I'm just generalizing here so don't anybody knock my head off, sheesh. So then after that my mom dropped me off near the SkyTrain and I took it down to Broadway then Downtown. Or at least I tried to. Of fucking course, the minute I decide I want to head over to Vancouver there's ALWAYS a disaster, this time, SkyTrain constructions. The trains were literally running backwards. There was a HUGE backlog of people, so to make a long story short: When I finally got to the mall it was 5 pm and everything closed at 6. The weird highlight of the day was seeing Amira. She was stanging in front of me and I sort of recognized her from the back but I wasn't 100% sure and didn't want to look like a freak trying to get her attention and BEING wrong, but at one point she turned her head and I saw the side of her face and right away I knew it was her so I said hi and we started talking. She looked a bit uncomfortable, which was weird. I asked her what she was up to and she said she was going to visit Pat at work, except I already knew that. It was a formality before I run my mouth and said, "So you're going to see Patsy?" And then I'd have to explain WHY I knew what I knew when I obviously shouldn't have know... thanx Tina ;)

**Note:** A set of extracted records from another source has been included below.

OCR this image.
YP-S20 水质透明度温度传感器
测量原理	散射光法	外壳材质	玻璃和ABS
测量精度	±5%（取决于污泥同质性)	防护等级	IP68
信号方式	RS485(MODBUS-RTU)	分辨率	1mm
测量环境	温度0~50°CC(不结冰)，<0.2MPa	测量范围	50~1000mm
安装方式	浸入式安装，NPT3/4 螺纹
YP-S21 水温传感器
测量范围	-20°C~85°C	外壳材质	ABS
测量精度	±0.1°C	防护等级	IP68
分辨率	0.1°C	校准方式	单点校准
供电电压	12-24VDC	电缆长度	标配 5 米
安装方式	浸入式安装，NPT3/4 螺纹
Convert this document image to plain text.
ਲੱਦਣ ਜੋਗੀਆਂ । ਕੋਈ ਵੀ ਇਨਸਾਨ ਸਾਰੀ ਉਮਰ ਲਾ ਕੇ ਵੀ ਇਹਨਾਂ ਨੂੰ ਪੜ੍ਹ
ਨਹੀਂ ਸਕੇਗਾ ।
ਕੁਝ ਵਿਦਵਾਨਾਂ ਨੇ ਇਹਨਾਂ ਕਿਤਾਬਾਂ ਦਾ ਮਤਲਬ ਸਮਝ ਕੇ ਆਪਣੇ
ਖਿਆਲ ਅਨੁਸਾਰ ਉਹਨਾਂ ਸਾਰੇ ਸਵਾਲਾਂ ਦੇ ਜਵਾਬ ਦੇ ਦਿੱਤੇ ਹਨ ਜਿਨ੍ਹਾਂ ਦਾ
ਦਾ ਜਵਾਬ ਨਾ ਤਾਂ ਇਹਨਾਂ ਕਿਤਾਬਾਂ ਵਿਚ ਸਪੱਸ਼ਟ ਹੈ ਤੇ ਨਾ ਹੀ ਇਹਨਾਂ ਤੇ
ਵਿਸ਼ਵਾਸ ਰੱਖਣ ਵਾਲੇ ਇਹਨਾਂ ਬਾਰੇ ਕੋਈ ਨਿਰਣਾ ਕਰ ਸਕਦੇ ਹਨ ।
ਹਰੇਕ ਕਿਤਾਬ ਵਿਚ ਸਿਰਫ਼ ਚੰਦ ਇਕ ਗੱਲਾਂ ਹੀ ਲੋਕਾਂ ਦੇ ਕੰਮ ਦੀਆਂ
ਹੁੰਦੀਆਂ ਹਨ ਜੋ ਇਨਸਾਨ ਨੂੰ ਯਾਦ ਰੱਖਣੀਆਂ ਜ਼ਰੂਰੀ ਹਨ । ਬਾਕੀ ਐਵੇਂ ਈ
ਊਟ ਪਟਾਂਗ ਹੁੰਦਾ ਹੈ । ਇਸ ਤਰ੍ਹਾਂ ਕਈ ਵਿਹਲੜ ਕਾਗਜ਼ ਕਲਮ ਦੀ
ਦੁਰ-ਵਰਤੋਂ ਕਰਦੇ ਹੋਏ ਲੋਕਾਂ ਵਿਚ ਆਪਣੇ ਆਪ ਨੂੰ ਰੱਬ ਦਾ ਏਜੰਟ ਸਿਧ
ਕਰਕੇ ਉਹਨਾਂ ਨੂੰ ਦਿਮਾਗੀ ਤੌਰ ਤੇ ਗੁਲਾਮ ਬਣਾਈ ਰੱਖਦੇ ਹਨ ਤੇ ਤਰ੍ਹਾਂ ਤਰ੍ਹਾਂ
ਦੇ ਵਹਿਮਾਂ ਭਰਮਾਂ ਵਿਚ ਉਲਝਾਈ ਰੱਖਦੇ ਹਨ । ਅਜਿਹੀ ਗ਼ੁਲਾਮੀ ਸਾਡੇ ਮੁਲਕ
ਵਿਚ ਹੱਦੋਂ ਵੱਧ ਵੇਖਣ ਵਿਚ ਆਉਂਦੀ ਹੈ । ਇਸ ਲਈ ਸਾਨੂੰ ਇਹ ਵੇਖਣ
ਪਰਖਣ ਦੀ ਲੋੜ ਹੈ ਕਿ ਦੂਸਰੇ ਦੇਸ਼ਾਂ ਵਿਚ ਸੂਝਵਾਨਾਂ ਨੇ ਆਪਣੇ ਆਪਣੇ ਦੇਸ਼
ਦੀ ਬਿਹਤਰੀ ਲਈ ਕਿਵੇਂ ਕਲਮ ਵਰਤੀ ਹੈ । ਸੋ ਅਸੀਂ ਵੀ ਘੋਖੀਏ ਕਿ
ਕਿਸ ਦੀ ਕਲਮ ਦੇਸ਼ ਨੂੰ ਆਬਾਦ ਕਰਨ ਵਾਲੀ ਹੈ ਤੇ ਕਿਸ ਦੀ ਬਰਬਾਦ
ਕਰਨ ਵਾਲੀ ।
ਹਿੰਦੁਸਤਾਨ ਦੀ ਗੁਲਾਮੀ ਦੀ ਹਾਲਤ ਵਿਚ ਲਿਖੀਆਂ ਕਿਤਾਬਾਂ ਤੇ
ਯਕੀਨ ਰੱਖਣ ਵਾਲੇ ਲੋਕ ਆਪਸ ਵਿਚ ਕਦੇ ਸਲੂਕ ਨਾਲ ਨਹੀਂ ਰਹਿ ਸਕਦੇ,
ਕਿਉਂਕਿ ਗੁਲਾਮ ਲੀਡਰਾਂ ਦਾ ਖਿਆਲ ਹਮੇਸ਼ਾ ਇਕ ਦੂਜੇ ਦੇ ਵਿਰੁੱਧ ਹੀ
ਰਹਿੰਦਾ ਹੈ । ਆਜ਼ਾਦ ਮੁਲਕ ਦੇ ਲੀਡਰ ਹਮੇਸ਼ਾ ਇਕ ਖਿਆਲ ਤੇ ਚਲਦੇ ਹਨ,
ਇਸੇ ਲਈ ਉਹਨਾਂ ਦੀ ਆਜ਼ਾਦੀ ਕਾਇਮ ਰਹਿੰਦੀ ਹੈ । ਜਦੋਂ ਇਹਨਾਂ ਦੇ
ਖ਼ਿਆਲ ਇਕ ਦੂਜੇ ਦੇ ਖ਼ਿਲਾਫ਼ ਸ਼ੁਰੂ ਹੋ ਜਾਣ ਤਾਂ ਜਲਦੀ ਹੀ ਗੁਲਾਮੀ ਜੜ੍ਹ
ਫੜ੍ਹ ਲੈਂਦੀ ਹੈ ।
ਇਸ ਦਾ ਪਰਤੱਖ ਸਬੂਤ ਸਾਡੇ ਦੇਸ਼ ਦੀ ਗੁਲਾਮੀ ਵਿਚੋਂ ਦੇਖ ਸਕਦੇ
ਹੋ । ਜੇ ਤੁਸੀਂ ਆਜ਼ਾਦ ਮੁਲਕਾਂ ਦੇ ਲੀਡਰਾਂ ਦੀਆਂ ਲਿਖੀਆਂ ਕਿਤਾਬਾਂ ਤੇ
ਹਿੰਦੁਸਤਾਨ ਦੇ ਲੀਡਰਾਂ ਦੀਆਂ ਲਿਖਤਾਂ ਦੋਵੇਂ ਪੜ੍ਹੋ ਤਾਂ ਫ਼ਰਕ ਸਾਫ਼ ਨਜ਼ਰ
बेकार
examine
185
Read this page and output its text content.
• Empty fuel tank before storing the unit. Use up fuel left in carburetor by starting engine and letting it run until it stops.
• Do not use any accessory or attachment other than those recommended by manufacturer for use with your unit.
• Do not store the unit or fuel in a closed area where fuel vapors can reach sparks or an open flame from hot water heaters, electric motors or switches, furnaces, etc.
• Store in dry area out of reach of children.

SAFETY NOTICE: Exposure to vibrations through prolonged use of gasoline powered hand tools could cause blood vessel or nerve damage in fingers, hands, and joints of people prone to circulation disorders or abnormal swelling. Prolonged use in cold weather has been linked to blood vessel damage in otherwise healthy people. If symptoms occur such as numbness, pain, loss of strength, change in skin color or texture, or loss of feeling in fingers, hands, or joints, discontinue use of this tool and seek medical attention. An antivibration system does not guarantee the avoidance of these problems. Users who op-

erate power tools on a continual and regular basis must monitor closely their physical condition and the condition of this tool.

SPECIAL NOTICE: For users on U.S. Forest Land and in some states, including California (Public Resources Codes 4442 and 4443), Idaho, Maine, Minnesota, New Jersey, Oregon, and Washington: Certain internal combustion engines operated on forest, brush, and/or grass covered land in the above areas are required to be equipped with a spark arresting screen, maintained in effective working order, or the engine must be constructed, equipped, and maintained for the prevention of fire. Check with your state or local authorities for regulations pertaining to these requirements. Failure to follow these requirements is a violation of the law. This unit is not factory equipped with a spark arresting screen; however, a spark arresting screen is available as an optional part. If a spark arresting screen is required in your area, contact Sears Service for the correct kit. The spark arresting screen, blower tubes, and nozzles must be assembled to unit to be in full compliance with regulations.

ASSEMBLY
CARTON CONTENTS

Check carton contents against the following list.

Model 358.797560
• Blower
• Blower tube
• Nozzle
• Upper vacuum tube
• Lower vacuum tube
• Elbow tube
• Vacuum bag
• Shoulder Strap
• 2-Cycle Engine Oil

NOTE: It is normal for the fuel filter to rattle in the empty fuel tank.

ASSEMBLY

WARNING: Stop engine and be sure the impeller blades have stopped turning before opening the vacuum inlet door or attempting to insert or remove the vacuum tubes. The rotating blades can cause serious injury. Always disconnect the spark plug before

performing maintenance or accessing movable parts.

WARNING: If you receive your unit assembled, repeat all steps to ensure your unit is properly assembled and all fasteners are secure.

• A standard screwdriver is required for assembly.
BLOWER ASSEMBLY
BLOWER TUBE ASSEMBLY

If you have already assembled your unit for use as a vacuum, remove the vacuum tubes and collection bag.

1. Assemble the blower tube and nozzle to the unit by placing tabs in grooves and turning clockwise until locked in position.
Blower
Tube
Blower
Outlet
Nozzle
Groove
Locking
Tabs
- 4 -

She was also wearing makeup. Very cute makeup, but makeup nonetheless. Basically my theory is this: no girl wears "notice me" eye makeup unless she's trying to get someone, or check someone out or BE checked out.
Not my business though. I told them to phone me if they wanted to hang but again, formality, because I knew they wouldn't. So I headed downtown, basically sprinted through The Bay, didn't even get a chance to go into Holt Renfew. Checked out a few stores (Pegabo has some nice shoes), and that was that. I went home, didn't see anything I liked even though I'm sure if I had enough time I would have possibly changed my mind. I spent the rest of the evening being squished like a sardene inside of a stuffy SkyTrain and waiting for half an hour at the bus stop. Fucking lousy day. On the upside though, I came up with another name for my future puppy.
When I came home Red said he was leaving to hang out with Mr.Wright, then he came back and we talked for a bit. Talked a lot about pets and stuff and I told him I'm going to be calling the CKC on Monday to get them to send me the breeders register so I can start visting people. The site is so helpful too. They tell you what to look for when picking a purebread puppy, so nice. I have about 6 months to get my shit together and also inquire about pet insurance at the animal hospital. I need to know if/when it's worth to get it and what it covers. Bandit's only 7 but he's not getting any younger, and I told my mom that obviously older dogs have more problems and have to hang out at the vet's a lot so it might be best to get insurance if we have 2 dogs, gd forbid anything should happen.
Otherwise I'm excited. I think it'll be fun, oh and we're down to 3 names now (in this order), Elle, Honey and Maya. Red picked Elle, I'm about 85% for Elle, but I guess I'd need to see what the puppy was LIKE. We both decided that Maya is more be-suiting of a Pug girl because Pom's are a lot more prissy and girly looking, kinda like the name "Elle" implies (and also an ode to Elle Woods from Legally Blonde, hehehe).
I think that's about it. I'll try to keep giving updates on my research. I'm also finally getting back to working out next week. I seriously can't wait. It was HARD to give myself a full week's break... I'm jumpy and itchy and I feel insanely fat and flabby. I need to get back to working out NOW NOW NOW! I'm pretty sure my body needed the break but my mind kept screaming for me to get on that bike or ELSE!